Ontario clings to illusion of fiscal sustainability
Since early March, Ontario has unveiled a spate of new spending on a range of projects across the province now totalling nearly $11 billion. Some of these announcements are essentially a form of foregone revenue in the case of the refund and cancellation of vehicle registration fees (approximately $2.2 billion) and the gasoline and fuel tax cut to take effect this summer ($645 billion). But some are substantial infrastructure projects with billions of dollars for hospital and long-term care construction and highway projects.

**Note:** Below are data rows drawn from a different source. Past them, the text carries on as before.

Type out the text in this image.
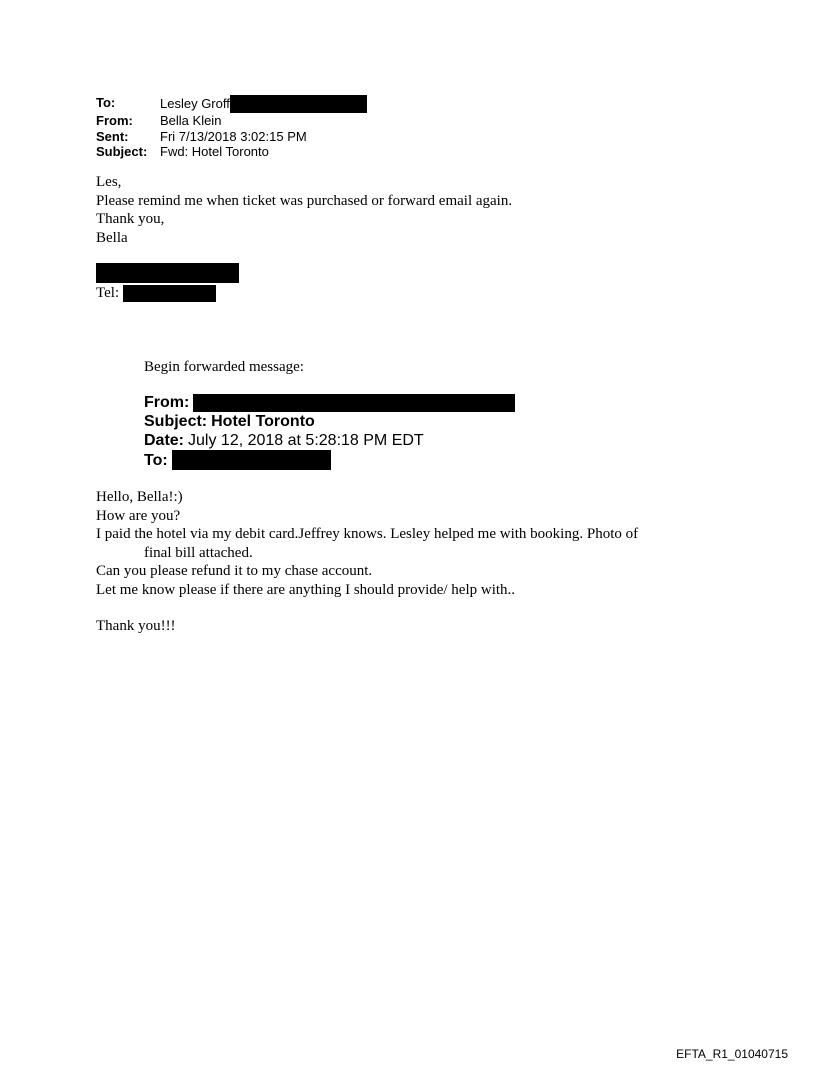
To:	Lesley Groff
From:	Bella Klein
Sent:	Fri 7/13/2018 3:02:15 PM
Subject: Fwd: Hotel Toronto
Les,
Please remind me when ticket was purchased or forward email again.
Thank you,
Bella
Tel:
Begin forwarded message:
From:
Subject: Hotel Toronto
Date: July 12, 2018 at 5:28:18 PM EDT
To:

Hello, Bella!:)

How are you?

I paid the hotel via my debit card.Jeffrey knows. Lesley helped me with booking. Photo of

final bill attached.

Can you please refund it to my chase account.

Let me know please if there are anything I should provide/ help with..

Thank you!!!

EFTA_R1_01040715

Naturally, the tendency is to assume that this is part of a pre-election campaign with an election in June. While politics plays a role, despite the ravages of the pandemic, Ontario is undergoing a period of government revenue growth. As a result of federal transfer supports and growing own-source revenues, Ontario has seen its total revenues rise since 2017-18. Based on the Fiscal Reference Tables and the Ontario 2021 Fall Economic Statement, nominal total revenues were $150.594 billion in 2017-18 and reached $164.893 billion in 2020-21. Fiscal year 2021-22 is forecast at $168.617 billion while by 2023-24 the forecast is for revenues of $178 billion.
The average annual rate of growth of total revenues in Ontario between 2017-18 and 2023-24 is estimated at 3.4 per cent. Expenditures over the same period show estimated growth of 4 per cent. Both growth rates are quite close to historical averages since the 1980s and suggest that Ontario does not currently face a revenue problem. If anything, the numbers will likely be revised again in this week’s provincial budget to show higher-than-anticipated revenues and a smaller projected deficit as even the Financial Accountability Office has already noted. For 2021-22, the FAO expects a $16.0 billion budget deficit, lower than the government outlook for a $20.5 billion deficit. By 2023-24, the FAO projects the deficit will decline to $2.8 billion compared to the government outlook of $11.4 billion.
The government is spending more in Ontario partly because the revenue increase may have given it the confidence to do so while allowing for a lower deficit. True, Ontario has accumulated nearly $400 billion in net debt and a net debt-to-GDP ratio of more than 40 per cent. But because of historically low interest rates, the debt service costs of that debt (at 8 per cent of total spending) are historically low. Indeed, they have been much higher in the past with the late 1990s at nearly double that share.
What to make of all this?
Ontario has experienced rapid increases in its net debt-to-GDP ratio—an erosion of fiscal sustainability—followed by periods when the ratio stabilizes and even declines slightly. Indeed, in modern Ontario fiscal history, there have been three waves of rising debt-to-GDP burden—the recession era of the early 1990s, the period following the 2007-08 financial crisis and Great Recession, and the current pandemic. These surges are followed by net debt-to-GDP stabilization, but the overall trend is a rising net debt-to-GDP ratio over a 30-year period. Since 1990, the net debt-to-GDP ratio has grown from 13 per cent to the current 43 per cent.
Ontario essentially has a long-term fiscal sustainability problem that has been interrupted by short-term periods of relative sustainability. Once the net debt-to-GDP ratio stabilizes, any sense of urgency fades and a business-as-usual approach to the budgetary situation resumes. Ontario is about to open such a window once again. If in coming years, the growth rate of the Ontario economy remains above the effective rate of interest on net debt, it will be possible for Ontario to continue its illusion of fiscal sustainability. Illusions however are not a good basis for long-term fiscal policy and can rapidly turn into nightmares.